II. Students will know, use and understand the following in the PRODUCTION OF ART: A variety of digital software, techniques and processes. Expressive qualities of art (elements and principles) to construct meaning. Sketching, brainstorming, revision, and journaling as steps in the creative process. The importance of collaboration in the creation of art. Tools and techniques used in sculpture, specifically subtractive techniques such as carving. Tools and techniques in jewelry including, piercing, sawing, riveting and soldering of metal. Students will concentrate on high craftsmanship in all projects
III. Students will know use and understand the following in ART HISTORY APPRECIATION, AESTHETICS AND CRITICISM: The four-step criticism model in written and oral form Appropriate class critique behaviors Different functions of 3D design from various periods and cultures Use the Internet, books, articles to appropriately research art periods, artists, techniques, cultures, styles, and perspectives Qualities of craftsmanship and aesthetic concepts
IV. Students will know, use and understand the following aspects of ART AS PROFESSION Professional exhibition techniques for the display of 3 dimensional work and new media works. Understand how art skills transfer to and intersect with other disciplines and areas of life including business skills. Collaborate with others in the generation of ideas, production and analysis of art.

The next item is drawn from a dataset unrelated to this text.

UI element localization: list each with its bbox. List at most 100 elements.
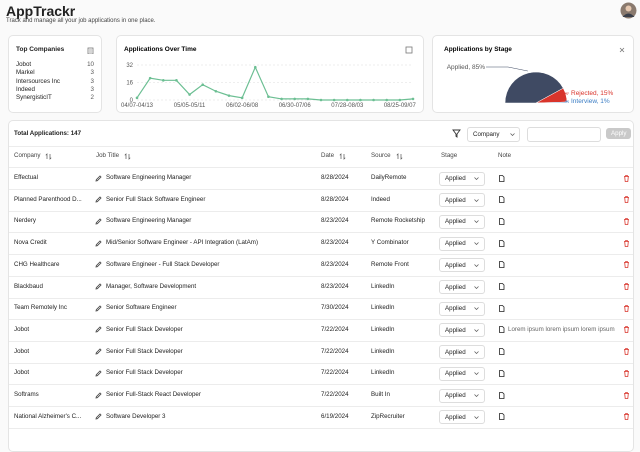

Colorado Academic Standards for Visual Art 1.Observe and Learn to Comprehend: The visual arts are a means for expression, communication and meaning making.
2.Envision and Critique to Reflect: Visual arts recognize, articulate, and implement critical thinking through the synthesis, evaluation and analysis of visual information.
3.Invent and Discover to Create: Generate works of art that employ unique ideas, feelings, and values using different media, technologies.
4.Relate and Connect to Transfer: Recognize, articulate, and validate the value of the visual arts to lifelong learning and the human experience.